The second bit of indirect evidence comes from the global hunger index (GHI). In 2023, India occupied the 111th position among the 125 countries for whom the GHI is calculated. The government of India has objected to the index stating that it is a flawed measure. But no matter whether one agrees with the variables that are included in the hunger index and the weights given to these variables, a country that witnesses a significant increase in the per capita real income even for the bottom deciles of the population, which alone can explain the claimed sharp decline in poverty, should certainly be seeing an improvement in its position in the hunger index.

But that is not all. On most of the variables included in the computation of the hunger index, namely population undernourishment, child wasting, child stunting, and child mortality, the situation in 2023 was distinctly worse than in 2008; the only exception was in undernourishment where it was roughly the same but distinctly worse than in 2000.

True, those who prepare the hunger index warn that scores across time should not be compared, strictly speaking, because of changes in data source.
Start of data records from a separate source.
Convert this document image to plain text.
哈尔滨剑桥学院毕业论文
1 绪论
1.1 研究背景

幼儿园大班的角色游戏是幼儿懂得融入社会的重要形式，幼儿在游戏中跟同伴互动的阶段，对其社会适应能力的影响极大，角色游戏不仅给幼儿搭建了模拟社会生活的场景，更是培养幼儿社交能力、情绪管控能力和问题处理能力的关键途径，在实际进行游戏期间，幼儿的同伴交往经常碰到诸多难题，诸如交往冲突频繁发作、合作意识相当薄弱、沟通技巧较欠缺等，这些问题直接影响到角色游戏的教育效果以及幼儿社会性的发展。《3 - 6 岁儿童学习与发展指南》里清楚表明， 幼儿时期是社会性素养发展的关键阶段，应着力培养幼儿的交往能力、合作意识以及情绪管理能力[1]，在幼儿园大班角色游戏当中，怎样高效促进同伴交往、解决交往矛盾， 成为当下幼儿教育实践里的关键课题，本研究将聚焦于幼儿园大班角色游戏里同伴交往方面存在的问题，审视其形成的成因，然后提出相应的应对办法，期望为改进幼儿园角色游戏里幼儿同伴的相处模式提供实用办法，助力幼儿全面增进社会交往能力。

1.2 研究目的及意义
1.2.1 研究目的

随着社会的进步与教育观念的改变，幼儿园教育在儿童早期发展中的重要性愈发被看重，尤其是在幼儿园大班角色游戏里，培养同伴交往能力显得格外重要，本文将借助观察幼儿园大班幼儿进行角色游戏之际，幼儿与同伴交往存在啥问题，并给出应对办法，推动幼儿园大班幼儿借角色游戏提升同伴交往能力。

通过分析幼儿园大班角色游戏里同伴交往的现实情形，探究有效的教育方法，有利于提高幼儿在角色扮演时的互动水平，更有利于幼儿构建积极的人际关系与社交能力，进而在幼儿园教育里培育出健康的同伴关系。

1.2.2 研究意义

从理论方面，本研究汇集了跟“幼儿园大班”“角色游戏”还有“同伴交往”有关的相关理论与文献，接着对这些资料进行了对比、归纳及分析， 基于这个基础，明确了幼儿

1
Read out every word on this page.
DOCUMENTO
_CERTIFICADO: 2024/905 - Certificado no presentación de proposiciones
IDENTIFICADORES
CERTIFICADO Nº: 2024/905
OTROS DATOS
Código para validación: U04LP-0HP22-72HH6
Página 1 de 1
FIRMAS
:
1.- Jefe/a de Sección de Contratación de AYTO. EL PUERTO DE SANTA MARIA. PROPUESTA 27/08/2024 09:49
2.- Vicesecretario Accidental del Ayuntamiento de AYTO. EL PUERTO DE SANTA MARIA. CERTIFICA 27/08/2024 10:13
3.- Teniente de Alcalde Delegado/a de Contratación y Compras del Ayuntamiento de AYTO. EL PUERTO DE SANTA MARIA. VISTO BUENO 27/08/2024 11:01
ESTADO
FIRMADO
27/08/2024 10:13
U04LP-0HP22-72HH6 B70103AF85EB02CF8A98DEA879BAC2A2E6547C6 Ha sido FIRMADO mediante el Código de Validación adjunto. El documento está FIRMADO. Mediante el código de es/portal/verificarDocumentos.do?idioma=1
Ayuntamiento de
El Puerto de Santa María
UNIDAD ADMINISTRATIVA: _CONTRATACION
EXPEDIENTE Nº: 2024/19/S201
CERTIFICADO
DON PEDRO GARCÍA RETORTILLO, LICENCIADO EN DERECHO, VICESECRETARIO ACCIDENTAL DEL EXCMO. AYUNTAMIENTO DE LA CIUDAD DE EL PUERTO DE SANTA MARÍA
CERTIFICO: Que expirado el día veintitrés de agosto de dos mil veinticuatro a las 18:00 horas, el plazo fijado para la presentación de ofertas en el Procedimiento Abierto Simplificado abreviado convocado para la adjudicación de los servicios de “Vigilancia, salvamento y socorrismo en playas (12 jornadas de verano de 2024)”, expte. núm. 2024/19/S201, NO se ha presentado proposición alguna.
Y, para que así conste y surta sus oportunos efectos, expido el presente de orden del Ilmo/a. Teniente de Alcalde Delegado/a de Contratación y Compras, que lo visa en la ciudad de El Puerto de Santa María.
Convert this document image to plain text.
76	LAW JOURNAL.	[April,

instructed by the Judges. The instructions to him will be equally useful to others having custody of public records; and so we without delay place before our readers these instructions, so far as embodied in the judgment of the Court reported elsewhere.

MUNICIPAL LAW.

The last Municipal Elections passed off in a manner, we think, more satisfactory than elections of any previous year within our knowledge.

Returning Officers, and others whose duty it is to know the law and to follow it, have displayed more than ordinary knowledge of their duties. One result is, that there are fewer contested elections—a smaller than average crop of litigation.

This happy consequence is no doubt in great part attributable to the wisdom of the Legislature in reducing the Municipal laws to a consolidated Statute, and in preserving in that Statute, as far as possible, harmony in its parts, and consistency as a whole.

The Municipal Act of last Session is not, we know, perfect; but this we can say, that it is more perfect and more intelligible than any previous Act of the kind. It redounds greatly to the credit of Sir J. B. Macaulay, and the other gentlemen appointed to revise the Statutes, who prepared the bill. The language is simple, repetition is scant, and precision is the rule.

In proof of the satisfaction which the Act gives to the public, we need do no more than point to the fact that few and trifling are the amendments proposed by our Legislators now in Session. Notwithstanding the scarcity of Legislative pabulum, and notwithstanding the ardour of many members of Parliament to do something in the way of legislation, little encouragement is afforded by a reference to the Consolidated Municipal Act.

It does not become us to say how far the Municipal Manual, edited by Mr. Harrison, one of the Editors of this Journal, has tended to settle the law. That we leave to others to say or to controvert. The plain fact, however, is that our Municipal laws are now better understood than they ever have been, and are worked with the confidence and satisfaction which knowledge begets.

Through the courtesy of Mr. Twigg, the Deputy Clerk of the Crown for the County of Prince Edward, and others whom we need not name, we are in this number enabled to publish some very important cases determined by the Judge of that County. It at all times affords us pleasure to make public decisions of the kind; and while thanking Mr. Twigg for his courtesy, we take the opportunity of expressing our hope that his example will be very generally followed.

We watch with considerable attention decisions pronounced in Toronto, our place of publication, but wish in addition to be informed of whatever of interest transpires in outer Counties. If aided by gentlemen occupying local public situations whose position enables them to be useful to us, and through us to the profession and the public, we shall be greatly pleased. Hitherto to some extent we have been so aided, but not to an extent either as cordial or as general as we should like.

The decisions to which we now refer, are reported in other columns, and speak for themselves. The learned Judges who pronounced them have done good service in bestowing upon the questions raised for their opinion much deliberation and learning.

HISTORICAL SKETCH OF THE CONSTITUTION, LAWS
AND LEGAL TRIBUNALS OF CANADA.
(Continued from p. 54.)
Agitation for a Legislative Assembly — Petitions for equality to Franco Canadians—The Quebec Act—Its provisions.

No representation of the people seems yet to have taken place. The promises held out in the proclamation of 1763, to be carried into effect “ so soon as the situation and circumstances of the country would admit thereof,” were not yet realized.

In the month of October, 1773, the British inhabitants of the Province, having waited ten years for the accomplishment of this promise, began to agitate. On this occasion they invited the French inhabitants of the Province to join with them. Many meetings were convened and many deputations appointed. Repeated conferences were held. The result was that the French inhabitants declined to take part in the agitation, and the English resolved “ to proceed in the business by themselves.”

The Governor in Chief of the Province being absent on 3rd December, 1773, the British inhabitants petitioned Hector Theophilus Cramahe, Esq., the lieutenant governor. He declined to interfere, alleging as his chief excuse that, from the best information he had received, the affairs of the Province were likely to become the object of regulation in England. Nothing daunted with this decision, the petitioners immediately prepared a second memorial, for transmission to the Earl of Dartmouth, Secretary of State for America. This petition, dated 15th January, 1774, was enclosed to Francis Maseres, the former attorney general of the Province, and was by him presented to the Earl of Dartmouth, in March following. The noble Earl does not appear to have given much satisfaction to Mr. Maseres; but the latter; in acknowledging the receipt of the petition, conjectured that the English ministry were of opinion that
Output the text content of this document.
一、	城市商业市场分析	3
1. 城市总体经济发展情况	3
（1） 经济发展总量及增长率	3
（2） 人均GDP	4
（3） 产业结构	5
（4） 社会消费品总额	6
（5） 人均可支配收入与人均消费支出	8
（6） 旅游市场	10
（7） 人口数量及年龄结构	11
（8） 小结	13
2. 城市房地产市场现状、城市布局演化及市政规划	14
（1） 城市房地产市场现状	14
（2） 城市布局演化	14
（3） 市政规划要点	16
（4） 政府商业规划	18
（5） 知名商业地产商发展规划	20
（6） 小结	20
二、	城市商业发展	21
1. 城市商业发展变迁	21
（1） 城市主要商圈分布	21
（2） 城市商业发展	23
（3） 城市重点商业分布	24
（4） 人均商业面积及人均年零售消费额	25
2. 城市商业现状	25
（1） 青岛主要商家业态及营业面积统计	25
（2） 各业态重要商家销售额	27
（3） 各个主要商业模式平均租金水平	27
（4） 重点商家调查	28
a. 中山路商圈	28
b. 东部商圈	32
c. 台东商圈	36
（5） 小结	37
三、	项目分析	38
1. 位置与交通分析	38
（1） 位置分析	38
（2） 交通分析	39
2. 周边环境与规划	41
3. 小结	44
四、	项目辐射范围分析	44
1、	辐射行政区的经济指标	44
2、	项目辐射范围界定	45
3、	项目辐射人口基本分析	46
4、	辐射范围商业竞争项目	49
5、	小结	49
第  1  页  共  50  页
Nonetheless, the fact that there has been a worsening in all indicators that go into the hunger index compared to 2008 or 2000 (for undernourishment) clearly suggests that the claimed improvement in the real incomes of the bottom deciles of the population (which alone would explain the sharp decline in poverty) has no basis.

The third bit of indirect evidence comes from the so-called “zero food children”, that is children between 6 and 23 months who have not had any food other than breast milk in the previous 24 hours. “Zero food”, of course, gives the impression that such children have had no food at all which is incorrect; what it actually means is that they have had no supplementary food apart from breast milk in the previous 24 hours. And there were 6.7 million such children in India in 2023.

The fact that this is a deprivation is undeniable; and even though the reason may not always have to do with the absence of purchasing power with the family, it certainly is linked to parents having to work long hours for their livelihood, which is just another manifestation of poverty. The percentage of such children within the total number of children in the relevant age-group comes to 19.3% in India, the third highest among all the countries of the world, after Guinea (21.8%) and Mali (20.5%). This again suggests that the claimed increase in real income in bottom deciles which is supposed to have banished poverty from the land is completely unfounded.

No matter what spin the government gives on poverty, the world knows that India is a desperately poor country. A recent UN report has found that as much as 74% of India’s population cannot afford the minimum nutritious diet that is prescribed by the Food and Agriculture Organisation or FAO for South Asia; this is a shocking fact.